In Bull v. Coyner, 2000 U.S. Dist (February 23, 2000), another ADA case, the plaintiff was employed as a part-time cable intern for a public cable access television station. He suffered from retinitis pigmentosa, which is a degenerative eye disease that rendered him legally blind and, consequently, unable to drive. Therefore, station employees, while on company time, often drove him to and from work. When the defendant-employer learned that its employees were driving plaintiff to and from work on company time, the practice was prohibited. Defendant also changed plaintiff's schedule so that he had to work nights, even though it was a hardship because of his vision problems.
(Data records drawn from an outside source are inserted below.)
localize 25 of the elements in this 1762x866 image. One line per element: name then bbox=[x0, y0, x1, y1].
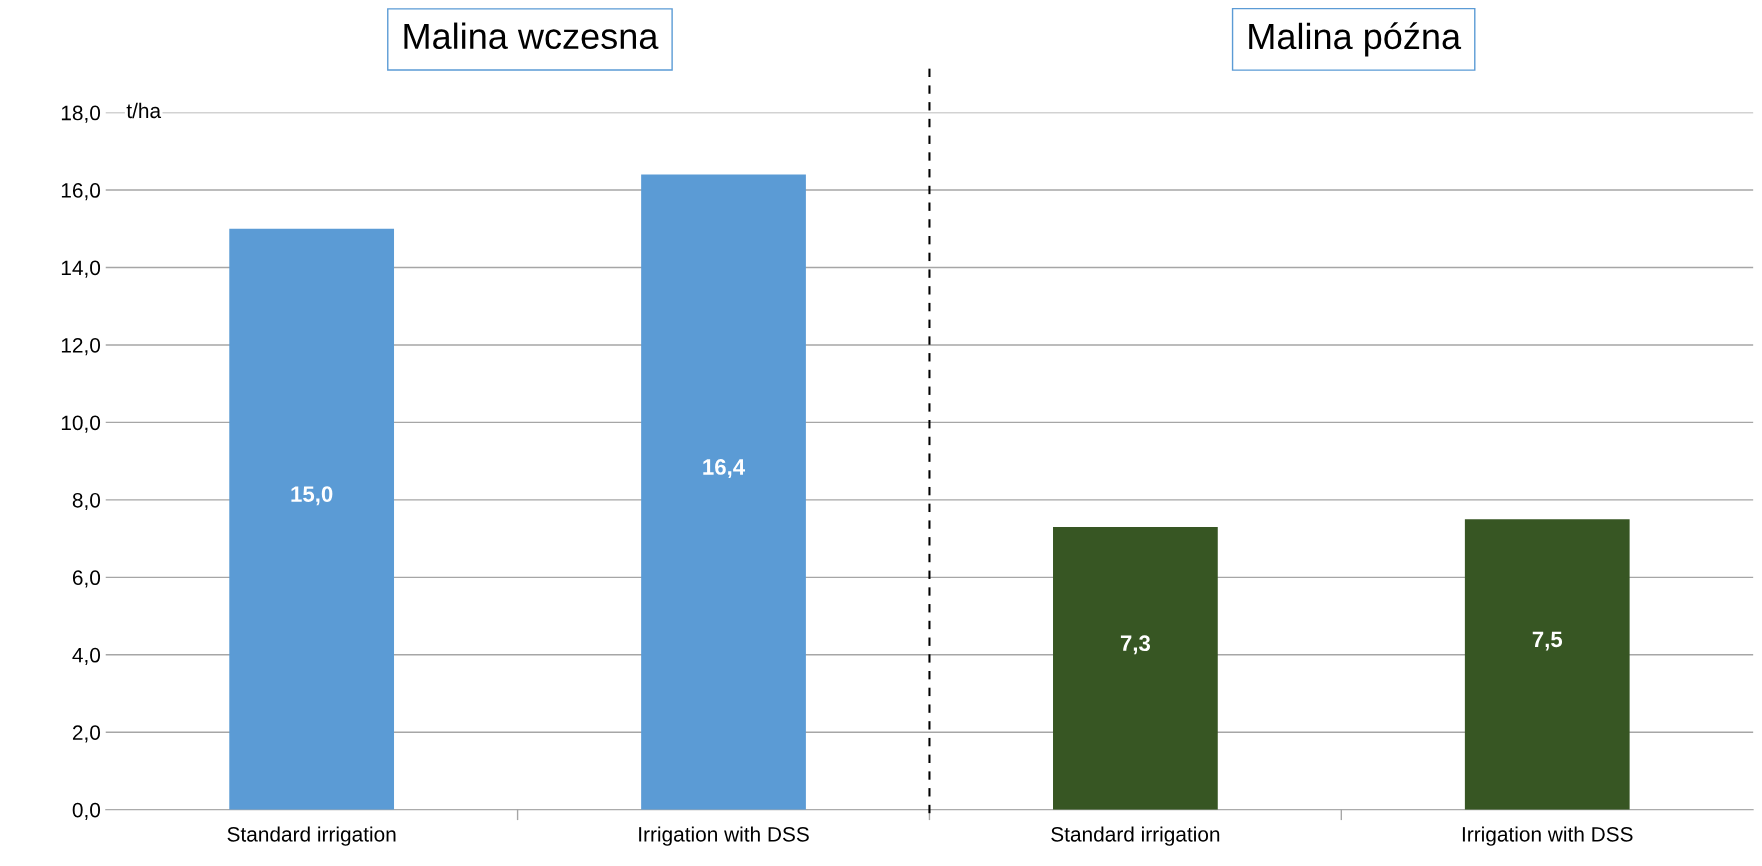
data-label: 7,5 bbox=[1532, 631, 1563, 651]
y-tick-label: 10,0 bbox=[61, 415, 101, 433]
y-tick-label: 4,0 bbox=[72, 647, 101, 666]
bar bbox=[1464, 519, 1630, 810]
x-tick-label: Standard irrigation bbox=[227, 826, 396, 846]
bar bbox=[641, 174, 806, 810]
y-tick-label: 8,0 bbox=[72, 492, 101, 511]
data-label: 16,4 bbox=[703, 459, 746, 479]
text: Malina wczesna bbox=[404, 22, 659, 50]
x-tick-label: Irrigation with DSS bbox=[1462, 826, 1633, 846]
x-tick-label: Irrigation with DSS bbox=[639, 826, 809, 846]
y-tick-label: 2,0 bbox=[72, 725, 101, 743]
text: Malina późna bbox=[1249, 22, 1462, 57]
bar bbox=[1053, 526, 1218, 810]
bar bbox=[229, 228, 395, 810]
y-tick-label: 18,0 bbox=[61, 105, 101, 123]
data-label: 7,3 bbox=[1120, 635, 1151, 655]
y-tick-label: 14,0 bbox=[61, 260, 101, 278]
y-axis-title: t/ha bbox=[126, 102, 162, 119]
data-label: 15,0 bbox=[291, 486, 333, 506]
x-tick-label: Standard irrigation bbox=[1051, 826, 1220, 846]
y-tick-label: 12,0 bbox=[61, 337, 101, 356]
y-tick-label: 6,0 bbox=[72, 570, 101, 588]
y-tick-label: 16,0 bbox=[61, 183, 101, 201]
y-tick-label: 0,0 bbox=[72, 802, 101, 820]
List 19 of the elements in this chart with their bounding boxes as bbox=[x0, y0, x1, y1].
In upholding summary judgment in favor of the defendant, the court held: "Accommodations are directed at enabling an employee to perform the essential functions of a job. Activities that fall outside the scope of the job, like commuting to and from the workplace, are not within the province of an employer's obligations under the ADA. After all, the ADA addresses discrimination with respect to any terms, condition or privilege of employment.' Defendant, with full knowledge of Bull's vision problems, may have been insensitive or even malicious in requiring him to work at night. But it had no legally-imposed obligation to be thoughtful and certainly no duty to require its employees to drive Bull on company time. Therefore, Defendants cannot be charged under the ADA with the duty of providing for Bull's transportation." Bull, 2000 U.S. Dist.